As if Paris couldn’t get any better: On Tuesday, the city announced it would soon get a new, more than 100-acre park at the base of the Eiffel Tower. London-based landscape architects Gustafson Porter + Bowman, who were selected by the city from a pool of 43 applicants to lead a major revamp of the site, said their pitch was based around the site’s potential.
“I was horrified by the state of the spaces in that they are not adequately equipped to accommodate the influx of pedestrians and visitors. We must entirely rethink this space,” Gustafson Porter + Bowman founding partner Kathryn Gustafson told Paris-based newspaper Le Parisien.

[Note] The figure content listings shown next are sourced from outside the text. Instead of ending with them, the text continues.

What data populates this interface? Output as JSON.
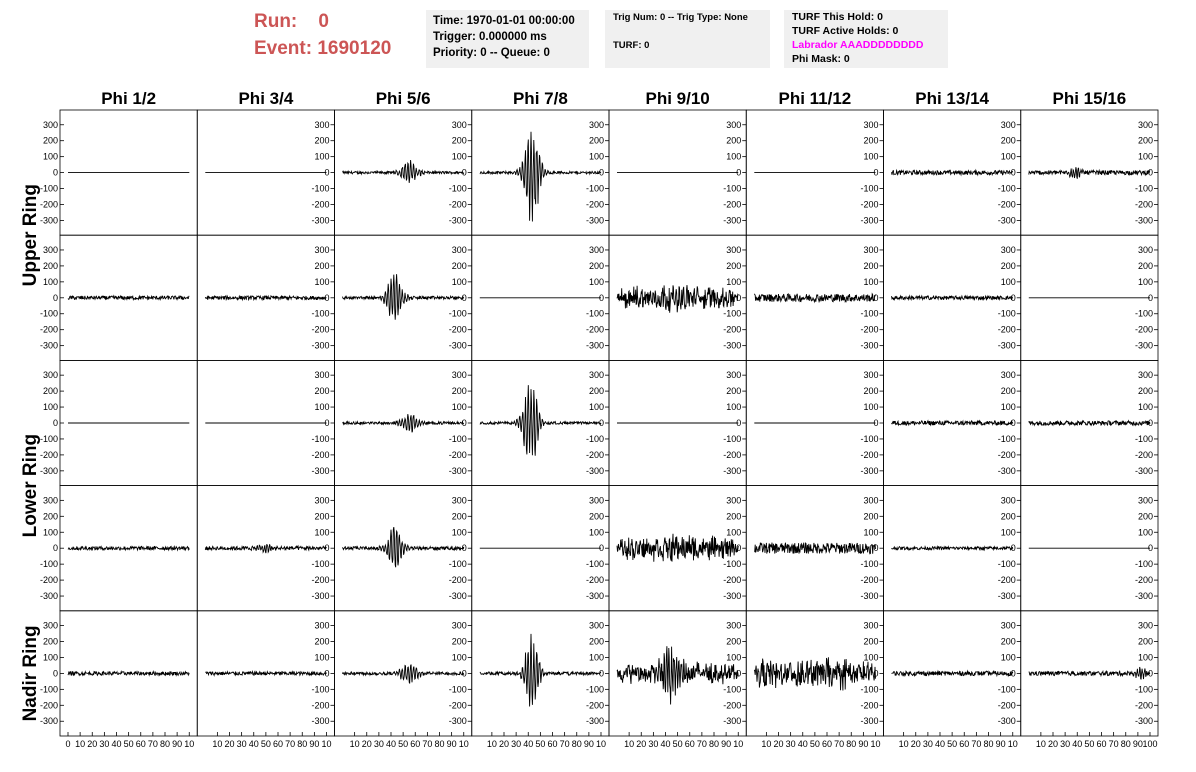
{
  "header": {
    "run_label": "Run:",
    "run_value": "0",
    "event_label": "Event:",
    "event_value": "1690120"
  },
  "time_box": {
    "time": "Time: 1970-01-01 00:00:00",
    "trigger": "Trigger: 0.000000 ms",
    "priority": "Priority: 0 -- Queue: 0"
  },
  "trig_box": {
    "trig": "Trig Num: 0 -- Trig Type: None",
    "turf": "TURF: 0"
  },
  "turf_box": {
    "this_hold": "TURF This Hold: 0",
    "active_holds": "TURF Active Holds: 0",
    "labrador": "Labrador AAADDDDDDDD",
    "phi_mask": "Phi Mask: 0"
  },
  "colors": {
    "header_red": "#cc5555",
    "labrador_magenta": "#ff00ff",
    "box_bg": "#f0f0f0",
    "trace": "#000000"
  },
  "chart_data": {
    "type": "line",
    "columns": [
      "Phi 1/2",
      "Phi 3/4",
      "Phi 5/6",
      "Phi 7/8",
      "Phi 9/10",
      "Phi 11/12",
      "Phi 13/14",
      "Phi 15/16"
    ],
    "rings": [
      "Upper Ring",
      "Lower Ring",
      "Nadir Ring"
    ],
    "rows_per_ring": [
      2,
      2,
      1
    ],
    "xlim": [
      0,
      100
    ],
    "ylim": [
      -380,
      380
    ],
    "y_ticks": [
      -300,
      -200,
      -100,
      0,
      100,
      200,
      300
    ],
    "x_ticks": [
      0,
      10,
      20,
      30,
      40,
      50,
      60,
      70,
      80,
      90,
      100
    ],
    "x_tick_labels_first": [
      "0",
      "10",
      "20",
      "30",
      "40",
      "50",
      "60",
      "70",
      "80",
      "90",
      "10"
    ],
    "x_tick_labels": [
      "10",
      "20",
      "30",
      "40",
      "50",
      "60",
      "70",
      "80",
      "90",
      "10"
    ],
    "x_tick_labels_last": [
      "10",
      "20",
      "30",
      "40",
      "50",
      "60",
      "70",
      "80",
      "90",
      "100"
    ],
    "waveforms": [
      [
        {
          "kind": "flat"
        },
        {
          "kind": "flat"
        },
        {
          "kind": "pulse",
          "noise": 8,
          "center": 55,
          "width": 8,
          "amp": 75
        },
        {
          "kind": "pulse",
          "noise": 8,
          "center": 43,
          "width": 7,
          "amp": 330
        },
        {
          "kind": "flat"
        },
        {
          "kind": "flat"
        },
        {
          "kind": "noise",
          "noise": 14
        },
        {
          "kind": "noise",
          "noise": 14,
          "burst": {
            "center": 38,
            "width": 6,
            "amp": 30
          }
        }
      ],
      [
        {
          "kind": "noise",
          "noise": 12
        },
        {
          "kind": "noise",
          "noise": 12
        },
        {
          "kind": "pulse",
          "noise": 10,
          "center": 43,
          "width": 7,
          "amp": 160
        },
        {
          "kind": "flat"
        },
        {
          "kind": "band",
          "noise": 25,
          "amp": 75
        },
        {
          "kind": "noise",
          "noise": 25
        },
        {
          "kind": "noise",
          "noise": 12
        },
        {
          "kind": "flat"
        }
      ],
      [
        {
          "kind": "flat"
        },
        {
          "kind": "flat"
        },
        {
          "kind": "pulse",
          "noise": 8,
          "center": 55,
          "width": 8,
          "amp": 60
        },
        {
          "kind": "pulse",
          "noise": 8,
          "center": 42,
          "width": 7,
          "amp": 290
        },
        {
          "kind": "flat"
        },
        {
          "kind": "flat"
        },
        {
          "kind": "noise",
          "noise": 14
        },
        {
          "kind": "noise",
          "noise": 14
        }
      ],
      [
        {
          "kind": "noise",
          "noise": 12
        },
        {
          "kind": "noise",
          "noise": 12,
          "burst": {
            "center": 50,
            "width": 10,
            "amp": 22
          }
        },
        {
          "kind": "pulse",
          "noise": 10,
          "center": 43,
          "width": 7,
          "amp": 160
        },
        {
          "kind": "flat"
        },
        {
          "kind": "band",
          "noise": 30,
          "amp": 70
        },
        {
          "kind": "noise",
          "noise": 35
        },
        {
          "kind": "noise",
          "noise": 10
        },
        {
          "kind": "flat"
        }
      ],
      [
        {
          "kind": "noise",
          "noise": 12
        },
        {
          "kind": "noise",
          "noise": 12
        },
        {
          "kind": "pulse",
          "noise": 10,
          "center": 55,
          "width": 8,
          "amp": 70
        },
        {
          "kind": "pulse",
          "noise": 10,
          "center": 43,
          "width": 6,
          "amp": 280
        },
        {
          "kind": "band",
          "noise": 30,
          "amp": 60,
          "burst": {
            "center": 45,
            "width": 9,
            "amp": 150
          }
        },
        {
          "kind": "band",
          "noise": 50,
          "amp": 75
        },
        {
          "kind": "noise",
          "noise": 14
        },
        {
          "kind": "noise",
          "noise": 14,
          "burst": {
            "center": 92,
            "width": 5,
            "amp": 40
          }
        }
      ]
    ]
  }
}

The firm’s plans for the new park are ambitious: With the Eiffel Tower at its center, the park will be a mile-long line that connects the Place du Trocadéro, the Palais de Chaillot, the Pont d’Iéna, the Champ de Mars, and the Ecole Militaire, according to a press release. Place du Trocadéro will get a new green amphitheater, and the gardens of Champ de Mars—the sprawling park from which the Eiffel Tower currently rises—will also get a makeover, with two new squares and raised lawns. Space directly under the tower itself will also be revamped, with more ticket offices, food and beverage kiosks, luggage drop-off facilities, and information booths “sunken” behind surrounding lawns to avoid interfering with the aesthetics of the architectural marvel, which Gustave Eiffel designed as the entrance to the 1889 World’s Fair. Perhaps most importantly, all of these spaces will be made more pedestrian friendly: the Pont d’Iéna bridge, which currently connects the right and left banks and provides the main access to the Eiffel Tower, will instead be planted with trees and made into a car-free space.
The first stage of the project is slated for completion in 2023, ahead of Paris’s turn as host of the 2024 Summer Olympics. The timing is hardly surprising: Paris Mayor Anne Hidalgo has been vocal about ramping up the city’s green spaces and sustainability ahead of the event, noting that the Olympics will be at the “forefront of environmental stewardship.”
Each year, some seven million people visit the Eiffel Tower, making it one of the most visited monuments in the world. That’s nothing but good news for the city, which plans to finance the new park with money from ticket sales. Paris, here we come.